The second of four brothers, Ransford was raised in a devout Catholic family that settled in Moses Lake when he was a teenager, which is when his obsession with the Beatles and the Rolling Stones intensified. He remembers seeing Elton John perform in 1975 and being entranced by Ray Cooper, the percussionist in John’s backing band. “I watched him more than Elton,” Ransford recalled.

He moved to Spokane in 1987 with plans to become a computer programmer, but he wasn’t able to focus on classes as a result of, he says, “getting too high” when he was younger. He’s been self-employed, working as a shrub trimmer and tree pruner, for the past 18 years.

Ransford says he first became involved in Spokane’s music scene in 1989, and he remembers riding his bike or taking the bus downtown to hop from club to club. It’s been a weekly ritual for him ever since.

“I like dance music,” he said, naming Lavoy, Pine League, Psychic Rites and Bruiser as some of his favorite local acts currently performing. “If I hear of a band that plays something danceable – whether it’s pop or rock or electronic or whatever – I’ll go.”

He says he psyches himself up at home before every concert he attends: He thumbs through his extensive vinyl collection, stacked on the floor against one of the living room walls, and blasts rock music from the tall, mismatched speakers standing in the corner. Sometimes, he says, the windowpanes even rattle.
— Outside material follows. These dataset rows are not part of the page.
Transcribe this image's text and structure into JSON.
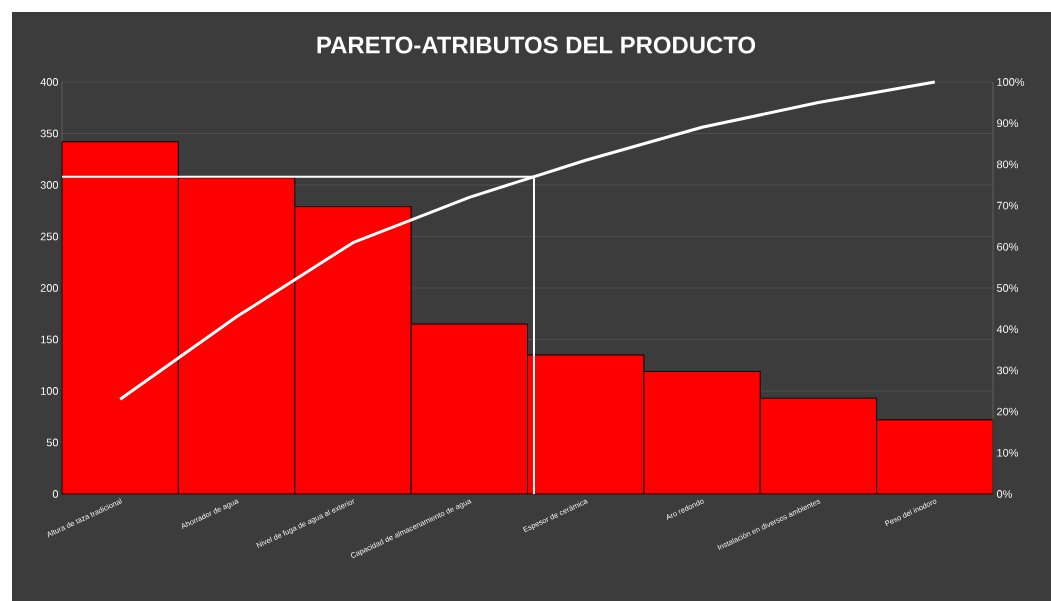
{
  "chart_data": {
    "type": "bar",
    "title": "PARETO-ATRIBUTOS DEL PRODUCTO",
    "categories": [
      "Altura de taza tradicional",
      "Ahorrador de agua",
      "Nivel de fuga de agua al exterior",
      "Capacidad de almacenamiento de agua",
      "Espesor de cerámica",
      "Aro redondo",
      "Instalación en diversos ambientes",
      "Peso del inodoro"
    ],
    "series": [
      {
        "color": "#ff0000",
        "values": [
          342,
          307,
          279,
          165,
          135,
          119,
          93,
          72
        ]
      },
      {
        "type": "line",
        "axis": "y2",
        "color": "#ffffff",
        "values": [
          23,
          43,
          61,
          72,
          81,
          89,
          95,
          100
        ]
      }
    ],
    "ylim": [
      0,
      400
    ],
    "yticks": [
      0,
      50,
      100,
      150,
      200,
      250,
      300,
      350,
      400
    ],
    "y2lim": [
      0,
      100
    ],
    "y2ticks": [
      {
        "value": 0,
        "label": "0%"
      },
      {
        "value": 10,
        "label": "10%"
      },
      {
        "value": 20,
        "label": "20%"
      },
      {
        "value": 30,
        "label": "30%"
      },
      {
        "value": 40,
        "label": "40%"
      },
      {
        "value": 50,
        "label": "50%"
      },
      {
        "value": 60,
        "label": "60%"
      },
      {
        "value": 70,
        "label": "70%"
      },
      {
        "value": 80,
        "label": "80%"
      },
      {
        "value": 90,
        "label": "90%"
      },
      {
        "value": 100,
        "label": "100%"
      }
    ],
    "grid": "y",
    "marker": "none",
    "line_style": "solid",
    "ref_lines": [
      {
        "axis": "y2",
        "value": 77,
        "color": "#ffffff"
      }
    ]
  }
}
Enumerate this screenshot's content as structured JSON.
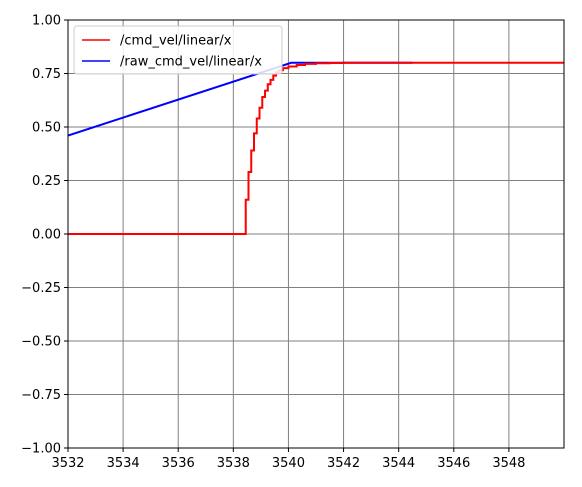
{
  "chart_data": {
    "type": "line",
    "grid": true,
    "grid_color": "#808080",
    "legend_position": "top-left",
    "xlim": [
      3532,
      3550
    ],
    "ylim": [
      -1.0,
      1.0
    ],
    "x_ticks": [
      3532,
      3534,
      3536,
      3538,
      3540,
      3542,
      3544,
      3546,
      3548
    ],
    "y_ticks": [
      -1.0,
      -0.75,
      -0.5,
      -0.25,
      0.0,
      0.25,
      0.5,
      0.75,
      1.0
    ],
    "x_tick_labels": [
      "3532",
      "3534",
      "3536",
      "3538",
      "3540",
      "3542",
      "3544",
      "3546",
      "3548"
    ],
    "y_tick_labels": [
      "−1.00",
      "−0.75",
      "−0.50",
      "−0.25",
      "0.00",
      "0.25",
      "0.50",
      "0.75",
      "1.00"
    ],
    "series": [
      {
        "name": "/cmd_vel/linear/x",
        "color": "#ff0000",
        "step": true,
        "x": [
          3532.0,
          3538.4,
          3538.45,
          3538.55,
          3538.65,
          3538.75,
          3538.85,
          3538.95,
          3539.05,
          3539.15,
          3539.25,
          3539.35,
          3539.45,
          3539.55,
          3539.65,
          3539.8,
          3540.0,
          3540.3,
          3540.6,
          3541.0,
          3541.5,
          3542.0,
          3544.0,
          3550.0
        ],
        "y": [
          0.0,
          0.0,
          0.16,
          0.29,
          0.39,
          0.47,
          0.54,
          0.59,
          0.64,
          0.67,
          0.7,
          0.72,
          0.74,
          0.755,
          0.765,
          0.775,
          0.783,
          0.79,
          0.795,
          0.798,
          0.799,
          0.8,
          0.8,
          0.8
        ]
      },
      {
        "name": "/raw_cmd_vel/linear/x",
        "color": "#0000ff",
        "step": false,
        "x": [
          3532.0,
          3540.1,
          3544.5
        ],
        "y": [
          0.46,
          0.8,
          0.8
        ]
      }
    ]
  }
}
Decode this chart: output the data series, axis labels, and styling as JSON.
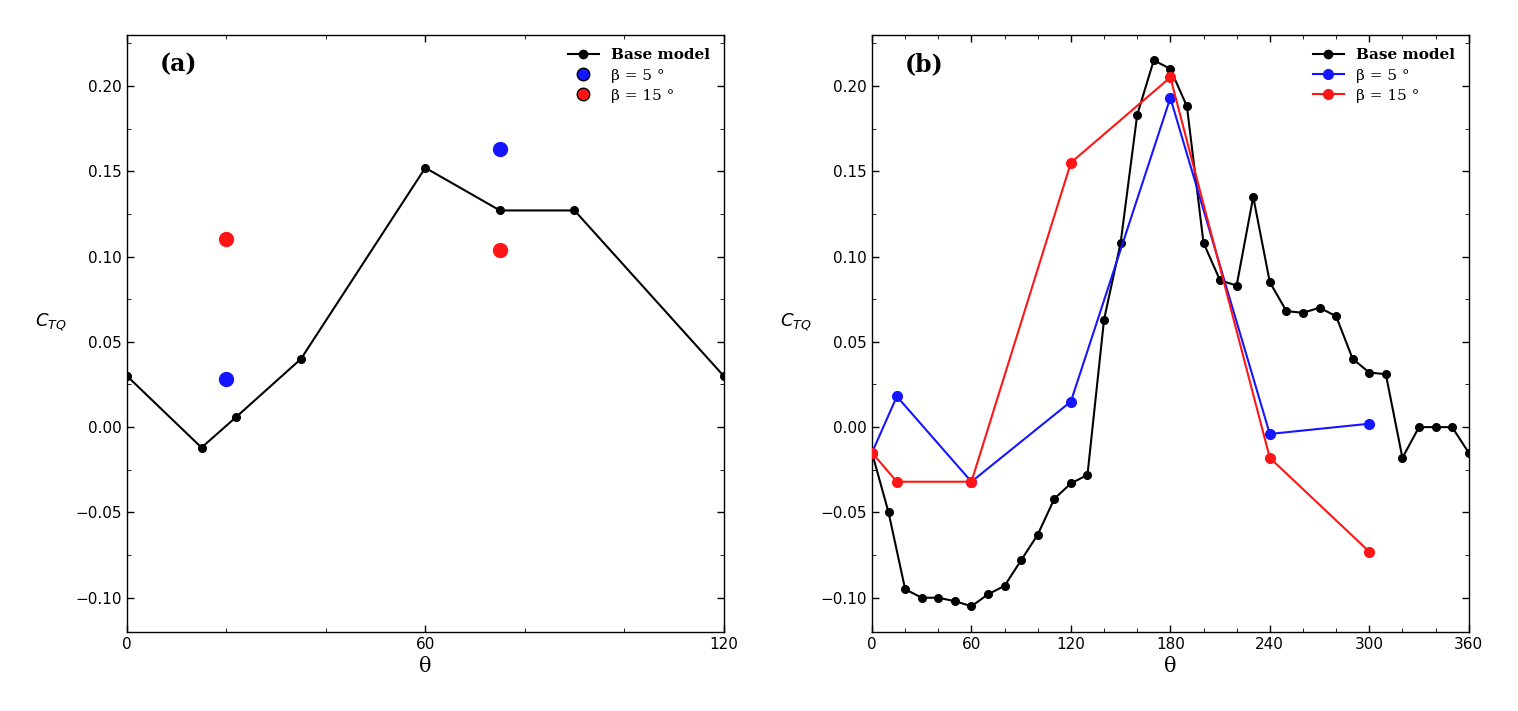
{
  "panel_a": {
    "base_x": [
      0,
      15,
      22,
      35,
      60,
      75,
      90,
      120
    ],
    "base_y": [
      0.03,
      -0.012,
      0.006,
      0.04,
      0.152,
      0.127,
      0.127,
      0.03
    ],
    "blue_x": [
      20,
      75
    ],
    "blue_y": [
      0.028,
      0.163
    ],
    "red_x": [
      20,
      75
    ],
    "red_y": [
      0.11,
      0.104
    ],
    "xlabel": "θ",
    "label": "(a)",
    "xlim": [
      0,
      120
    ],
    "ylim": [
      -0.12,
      0.23
    ],
    "xticks": [
      0,
      60,
      120
    ],
    "yticks": [
      -0.1,
      -0.05,
      0,
      0.05,
      0.1,
      0.15,
      0.2
    ],
    "blue_connected": false,
    "red_connected": false
  },
  "panel_b": {
    "base_x": [
      0,
      10,
      20,
      30,
      40,
      50,
      60,
      70,
      80,
      90,
      100,
      110,
      120,
      130,
      140,
      150,
      160,
      170,
      180,
      190,
      200,
      210,
      220,
      230,
      240,
      250,
      260,
      270,
      280,
      290,
      300,
      310,
      320,
      330,
      340,
      350,
      360
    ],
    "base_y": [
      -0.015,
      -0.05,
      -0.095,
      -0.1,
      -0.1,
      -0.102,
      -0.105,
      -0.098,
      -0.093,
      -0.078,
      -0.063,
      -0.042,
      -0.033,
      -0.028,
      0.063,
      0.108,
      0.183,
      0.215,
      0.21,
      0.188,
      0.108,
      0.086,
      0.083,
      0.135,
      0.085,
      0.068,
      0.067,
      0.07,
      0.065,
      0.04,
      0.032,
      0.031,
      -0.018,
      0.0,
      0.0,
      0.0,
      -0.015
    ],
    "blue_x": [
      0,
      15,
      60,
      120,
      180,
      240,
      300
    ],
    "blue_y": [
      -0.015,
      0.018,
      -0.032,
      0.015,
      0.193,
      -0.004,
      0.002
    ],
    "red_x": [
      0,
      15,
      60,
      120,
      180,
      240,
      300
    ],
    "red_y": [
      -0.015,
      -0.032,
      -0.032,
      0.155,
      0.205,
      -0.018,
      -0.073
    ],
    "xlabel": "θ",
    "label": "(b)",
    "xlim": [
      0,
      360
    ],
    "ylim": [
      -0.12,
      0.23
    ],
    "xticks": [
      0,
      60,
      120,
      180,
      240,
      300,
      360
    ],
    "yticks": [
      -0.1,
      -0.05,
      0,
      0.05,
      0.1,
      0.15,
      0.2
    ],
    "blue_connected": true,
    "red_connected": true
  },
  "legend_a": {
    "base_label": "Base model",
    "blue_label": "β = 5 °",
    "red_label": "β = 15 °",
    "blue_line": false,
    "red_line": false
  },
  "legend_b": {
    "base_label": "Base model",
    "blue_label": "β = 5 °",
    "red_label": "β = 15 °",
    "blue_line": true,
    "red_line": true
  },
  "colors": {
    "black": "#000000",
    "blue": "#1515FF",
    "red": "#FF1515"
  }
}
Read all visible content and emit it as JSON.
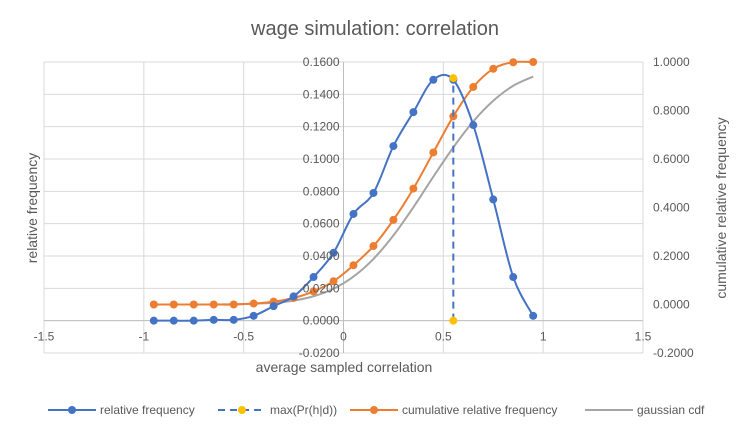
{
  "chart_data": {
    "type": "line",
    "title": "wage simulation: correlation",
    "xlabel": "average sampled correlation",
    "ylabel": "relative frequency",
    "y2label": "cumulative relative frequency",
    "xlim": [
      -1.5,
      1.5
    ],
    "ylim": [
      -0.02,
      0.16
    ],
    "y2lim": [
      -0.2,
      1.0
    ],
    "grid": true,
    "legend_position": "bottom",
    "x_ticks": [
      "-1.5",
      "-1",
      "-0.5",
      "0",
      "0.5",
      "1",
      "1.5"
    ],
    "x_tick_values": [
      -1.5,
      -1,
      -0.5,
      0,
      0.5,
      1,
      1.5
    ],
    "y_ticks": [
      "-0.0200",
      "0.0000",
      "0.0200",
      "0.0400",
      "0.0600",
      "0.0800",
      "0.1000",
      "0.1200",
      "0.1400",
      "0.1600"
    ],
    "y_tick_values": [
      -0.02,
      0,
      0.02,
      0.04,
      0.06,
      0.08,
      0.1,
      0.12,
      0.14,
      0.16
    ],
    "y2_ticks": [
      "-0.2000",
      "0.0000",
      "0.2000",
      "0.4000",
      "0.6000",
      "0.8000",
      "1.0000"
    ],
    "y2_tick_values": [
      -0.2,
      0,
      0.2,
      0.4,
      0.6,
      0.8,
      1.0
    ],
    "series": [
      {
        "name": "relative frequency",
        "axis": "left",
        "color": "#4472C4",
        "style": "smooth-marker",
        "x": [
          -0.95,
          -0.85,
          -0.75,
          -0.65,
          -0.55,
          -0.45,
          -0.35,
          -0.25,
          -0.15,
          -0.05,
          0.05,
          0.15,
          0.25,
          0.35,
          0.45,
          0.55,
          0.65,
          0.75,
          0.85,
          0.95
        ],
        "y": [
          0.0,
          0.0,
          0.0,
          0.0005,
          0.0005,
          0.003,
          0.009,
          0.015,
          0.027,
          0.042,
          0.066,
          0.079,
          0.108,
          0.129,
          0.149,
          0.149,
          0.121,
          0.075,
          0.027,
          0.003
        ]
      },
      {
        "name": "max(Pr(h|d))",
        "axis": "left",
        "color": "#FFC000",
        "line_color": "#4472C4",
        "style": "dashed-marker",
        "x": [
          0.55,
          0.55
        ],
        "y": [
          0.0,
          0.15
        ]
      },
      {
        "name": "cumulative relative frequency",
        "axis": "right",
        "color": "#ED7D31",
        "style": "smooth-marker",
        "x": [
          -0.95,
          -0.85,
          -0.75,
          -0.65,
          -0.55,
          -0.45,
          -0.35,
          -0.25,
          -0.15,
          -0.05,
          0.05,
          0.15,
          0.25,
          0.35,
          0.45,
          0.55,
          0.65,
          0.75,
          0.85,
          0.95
        ],
        "y": [
          0.0,
          0.0,
          0.0,
          0.0,
          0.0,
          0.004,
          0.012,
          0.027,
          0.054,
          0.096,
          0.162,
          0.241,
          0.349,
          0.478,
          0.627,
          0.776,
          0.897,
          0.972,
          0.999,
          1.0
        ]
      },
      {
        "name": "gaussian cdf",
        "axis": "right",
        "color": "#A5A5A5",
        "style": "smooth",
        "x": [
          -0.95,
          -0.85,
          -0.75,
          -0.65,
          -0.55,
          -0.45,
          -0.35,
          -0.25,
          -0.15,
          -0.05,
          0.05,
          0.15,
          0.25,
          0.35,
          0.45,
          0.55,
          0.65,
          0.75,
          0.85,
          0.95
        ],
        "y": [
          0.0,
          0.0,
          0.0,
          0.0,
          0.001,
          0.003,
          0.007,
          0.016,
          0.034,
          0.065,
          0.115,
          0.188,
          0.285,
          0.401,
          0.527,
          0.648,
          0.755,
          0.84,
          0.902,
          0.94
        ]
      }
    ]
  }
}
“It’s like a rock band going onstage,” he said. “They have rituals a few hours before, and I have my ritual every time I go out. I can’t let my head interfere with who I’m going to be.”

He’s aware, though, that not everyone is amused by his conduct at concerts, and he says he’s been angrily confronted, called out by perturbed band members and 86’d from certain venues.

“I’m not out to upstage anybody – my goal is to be myself and enjoy the music, to be favorable to the band and not take away their spotlight,” he said. “But some bands get really edgy about it. One band from Seattle didn’t like my dancing – I didn’t even have a tambourine. They just didn’t like my presence, and they wanted me out of there. I hear hecklers all the time, and I’ve been around a lot of haters. Even when I just show up they go, ‘Ugh, he’s here.’

“My reputation precedes me,” he added with a laugh.

Although he admits that drugs and alcohol have derailed him in the past – the threat of relapsing is “always present and I’m aware of it,” he said – Ransford has been continuously sober for four years now, and he defies anyone who needs a bit of liquid courage before stepping out on a dance floor. If anything, he does it for the musical high.

“People want to know why I do what I do out there in public,” he said. “I do it for the love, and because music makes me want to live. I was talking to a musician, and he said, ‘I can relate, because I do it for the love.’ And I said, ‘No, you get paid.’ I do it because it pumps the blood through my heart.

“Musicians say, ‘I am what I am because I get up and I know I can play music.’ Well, I’ve got a stereo.”